Presentemente, estando o polo boreal ainda occulto, só se se distinguem uma facha reduzida de neves e véus brancos ao pólo austral, indicando ou revelando com segurança as ultimas condensações nivosas que subsistem n’aquellas regiões depois do derradeiro verão. Na realidade, as observações physicas verdadeiramente fructuosas só poderão começar no proximo outubro. Os astronomos em geral preparam-se para observar tudo quanto de notavel possa occorrer na superficie do pequeno mundo que, como o nosso, pertence ao systema solar.
O interesse do estudo scientifico de Marte é consideravel. Por emquanto, apesar do muito que se tem effectuado, do muito que se tem descoberto com relação ao planeta marciano, o nosso raio de acção é muito pequeno, achando-se as conclusões a que se tem chegado envoltas ainda n’um certo vago e duvida: Preseverando-sr no estudo de Marte que, relativamente, tão proximo está de nós, quem sabe até onde esse estudo nos conduzirá? Quem sabe se fará revelações imprevistas ácerca dos mysterios que ainda envolvem a vida extra-terrestre?
De estimar será que os astronomos façam farta colheita, pois na verdade ha ainda muito a desvendar em tudo quanto os nossos olhos vêem atravez d’esse espaço infinito, onde tantos soes fulguram e tantos mundos gravitam em volta d’elles, n’um conjuncto de manifestações e de phenomenos surprehendentes que o homem de sciencia procura penetrar, a fim de contribuir para o melhor conhecimento do Universo.
Deixemos Marte e passemos das regiões celestes para as da nosso mundo, que nos está dando um espectaculo bem pouco edificante da civilisação de que a humanidade tanto se ufana.
Todas as energias industriaes estão hoje voltadas para a colossal empreza de fabricar munições, muitas munições, a fim de arruinar villas, cidades e aldeias. Mencionou-se ultimamente uma extraordinaria prodigalidade de projecteis, nada menos de 700.000 granadas arremeçadas em algumas horas pelos canhões allemães contra os russos. A carga de explosivos até aqui empregada excede tudo quanto se possa imaginar. Quando as minas e os fornilhos expludem simultaneamente, a terra é sacudida e abalada como quando se dão cataclysmos naturaes. No entanto, os effeitos dos explosivos, por muito violentos que sejam, não são nada em comparação com os que resultam das forças naturaes incessantemente em acção no nosso planeta.

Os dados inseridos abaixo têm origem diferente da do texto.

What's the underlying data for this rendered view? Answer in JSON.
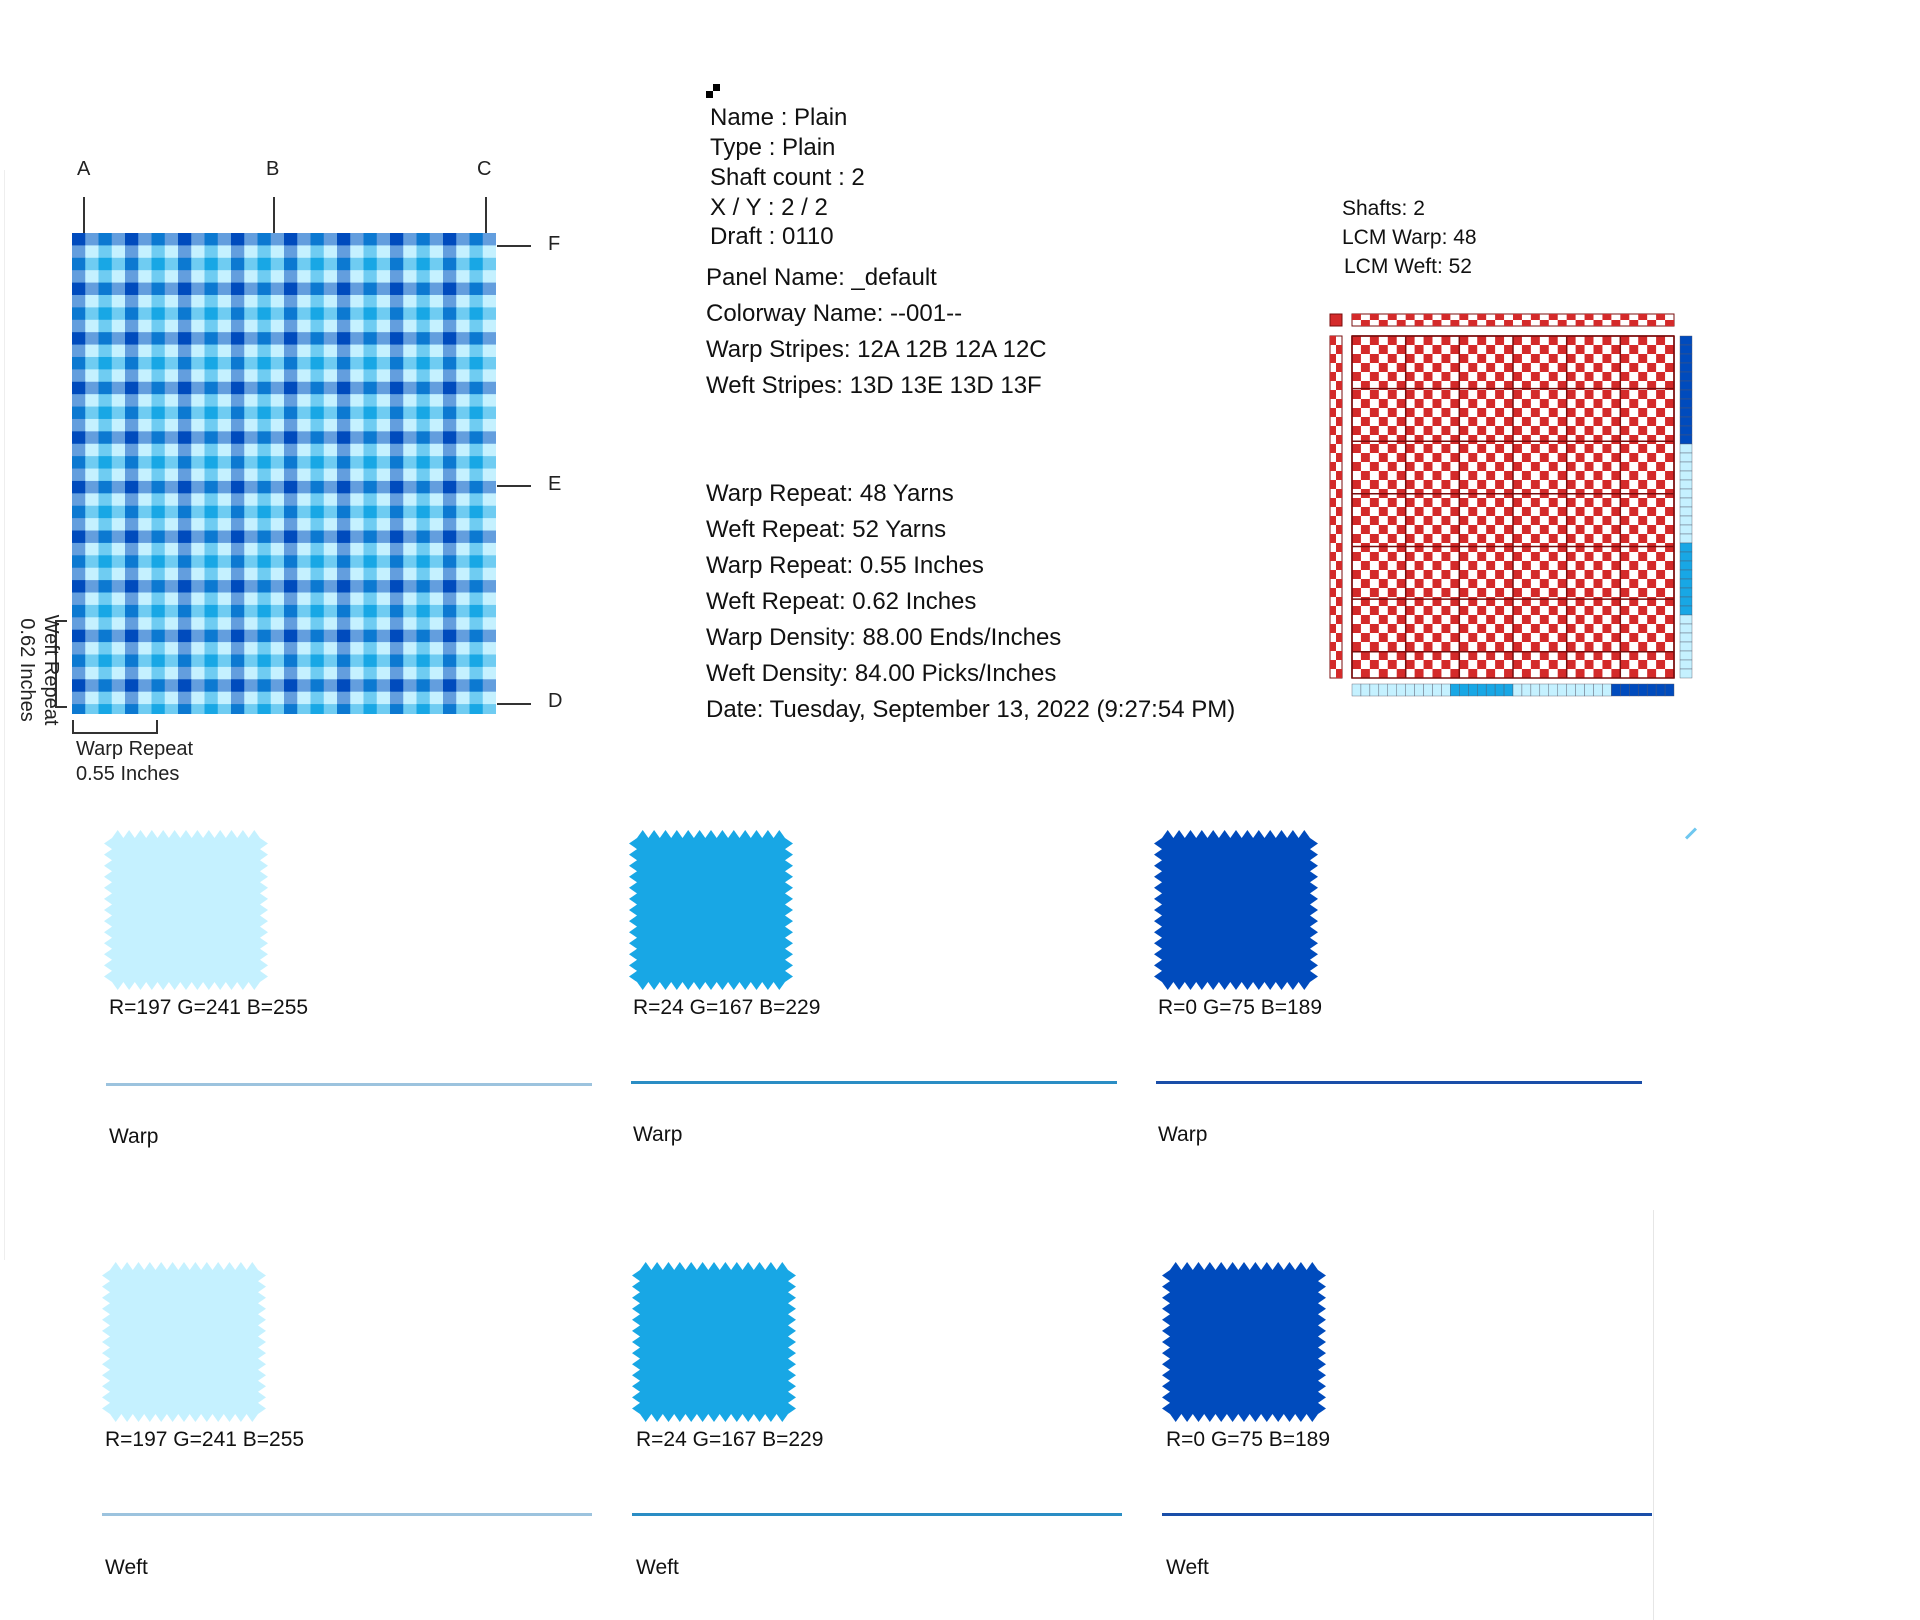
{
  "fabric_preview": {
    "labels": {
      "a": "A",
      "b": "B",
      "c": "C",
      "d": "D",
      "e": "E",
      "f": "F"
    },
    "weft_repeat_label": "Weft Repeat",
    "weft_repeat_value": "0.62 Inches",
    "warp_repeat_label": "Warp Repeat",
    "warp_repeat_value": "0.55 Inches"
  },
  "weave_info": {
    "name": "Name : Plain",
    "type": "Type : Plain",
    "shaft_count": "Shaft count : 2",
    "xy": "X / Y : 2 / 2",
    "draft": "Draft : 0110"
  },
  "panel_info": {
    "panel_name": "Panel Name: _default",
    "colorway_name": "Colorway Name: --001--",
    "warp_stripes": "Warp Stripes: 12A 12B 12A 12C",
    "weft_stripes": "Weft Stripes: 13D 13E 13D 13F"
  },
  "repeat_info": {
    "warp_repeat_yarns": "Warp Repeat: 48 Yarns",
    "weft_repeat_yarns": "Weft Repeat: 52 Yarns",
    "warp_repeat_inches": "Warp Repeat: 0.55 Inches",
    "weft_repeat_inches": "Weft Repeat: 0.62 Inches",
    "warp_density": "Warp Density: 88.00 Ends/Inches",
    "weft_density": "Weft Density: 84.00 Picks/Inches",
    "date": "Date: Tuesday, September 13, 2022 (9:27:54 PM)"
  },
  "draft_info": {
    "shafts": "Shafts: 2",
    "lcm_warp": "LCM Warp: 48",
    "lcm_weft": "LCM Weft: 52"
  },
  "colors": {
    "light": "#c5f1ff",
    "medium": "#18a7e5",
    "dark": "#004bbd",
    "draft_red": "#d42a2a",
    "draft_grid": "#7a0d0d"
  },
  "warp_yarns": [
    {
      "rgb": "R=197 G=241 B=255",
      "role": "Warp",
      "color": "#c5f1ff",
      "rule_color": "#9cc3de"
    },
    {
      "rgb": "R=24 G=167 B=229",
      "role": "Warp",
      "color": "#18a7e5",
      "rule_color": "#2a8dc4"
    },
    {
      "rgb": "R=0 G=75 B=189",
      "role": "Warp",
      "color": "#004bbd",
      "rule_color": "#1a4ea8"
    }
  ],
  "weft_yarns": [
    {
      "rgb": "R=197 G=241 B=255",
      "role": "Weft",
      "color": "#c5f1ff",
      "rule_color": "#9cc3de"
    },
    {
      "rgb": "R=24 G=167 B=229",
      "role": "Weft",
      "color": "#18a7e5",
      "rule_color": "#2a8dc4"
    },
    {
      "rgb": "R=0 G=75 B=189",
      "role": "Weft",
      "color": "#004bbd",
      "rule_color": "#1a4ea8"
    }
  ]
}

A explosão das maiores granadas, inventadas pelo genio destruidor da humanidade, a explosão das minas e de fornilhos, por muito violenta que seja, não pode dar alguma ideia das forças postas em jogo pela natureza para transformar o mundo. O tremor de terra de 18 de outubro de 1891 no Japão, foi provocado por uma explosão interior, que sacudiu e fez sentar os seus effeitos n’uma área de 240.000 kilometros quadrados. Entre outros effeitos, o tremor de terra produziu um muito notavel: o de fender o solo em uma extensão de 112 kilometros, havendo pontos em que a fenda tinha 20 metros de altura, observando-se estradas completamente cortadas em todo o percurso.
Como fornilhos de minas, a meteorologia endógena offerecenos exemplos não menos typicos. Quando os vulcões vomitam as entranhas do globo, são milhões de metros cubicos de escorias que são lançadas para a superficie da Terra. As pressões internas attigem valores incalculaveis. Avalie-se pelos seguintes factos:
Por occasião da erupção do Krakatoa, em 1883, as poeiras expellidas pelo vulcão chegaram muito acima de 80 kilometros de altura e levaram annos a cahir. Como tudo é pequeno diante do que o homem produz.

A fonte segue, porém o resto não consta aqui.